I really think at some point they will find out that she has extreme psychosis and thought dysfunction and it is kind of a shame they just let it all continue to take over her mind and don't help her despite your constant begging for help. And then they keep giving her these bullsh*t behavior mods thinking it will help. Give me a break.
My son was at the psych hospital for days and they never did realize he was completely psychotic until I told them so. They didn't know him well enough to know what was real, what wasn't, and what was manipulation. And they didn't try to get to know him well. They just dismissed him as being manipulative (which he isn't at all when he is stable). My experience is that psych hospitals blame nearly everything a child does on that child being manipulative (RAD or not) because it takes the responsibility off of them.
She may be able to behave at the hospital becasue she feels safe there and her demons may rest more there but there is a sh*tstorm occurring in her mind and you all are suffering daily as a result.

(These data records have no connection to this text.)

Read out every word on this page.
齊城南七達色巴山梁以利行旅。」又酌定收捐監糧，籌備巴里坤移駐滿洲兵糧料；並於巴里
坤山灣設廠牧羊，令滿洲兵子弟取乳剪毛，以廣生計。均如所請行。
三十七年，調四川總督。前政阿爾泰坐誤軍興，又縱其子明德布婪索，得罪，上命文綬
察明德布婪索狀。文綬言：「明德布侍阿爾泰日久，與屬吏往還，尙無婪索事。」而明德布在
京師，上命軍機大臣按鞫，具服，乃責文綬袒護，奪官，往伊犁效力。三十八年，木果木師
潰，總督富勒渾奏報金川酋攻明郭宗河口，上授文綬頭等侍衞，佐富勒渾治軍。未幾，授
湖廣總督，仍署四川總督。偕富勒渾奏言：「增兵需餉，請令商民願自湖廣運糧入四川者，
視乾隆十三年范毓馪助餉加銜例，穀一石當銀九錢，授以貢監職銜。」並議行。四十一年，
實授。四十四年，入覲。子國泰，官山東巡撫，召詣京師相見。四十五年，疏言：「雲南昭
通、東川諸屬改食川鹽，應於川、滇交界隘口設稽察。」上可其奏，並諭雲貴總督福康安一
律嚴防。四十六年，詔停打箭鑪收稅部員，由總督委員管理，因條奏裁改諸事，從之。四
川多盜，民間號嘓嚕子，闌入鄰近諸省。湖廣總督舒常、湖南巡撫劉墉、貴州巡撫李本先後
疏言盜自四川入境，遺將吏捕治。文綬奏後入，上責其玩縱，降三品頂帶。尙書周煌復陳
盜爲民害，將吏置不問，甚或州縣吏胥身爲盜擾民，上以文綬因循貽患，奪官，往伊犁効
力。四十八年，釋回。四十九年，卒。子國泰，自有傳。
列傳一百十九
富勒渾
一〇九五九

They really expect you to be superhuman.
I am praying for you. I can't imagine the kind of pain in your heart after all those years. So sorry.
Having your parenting skills judged by strangers, particularly those in a position of authority, is a special kind of hell. You are a good mom and you've put up with crap that would have most of us running screaming into traffic with our hair on fire.
I hope today is better for you. Just thinking of Sissy as teenager makes me shudder.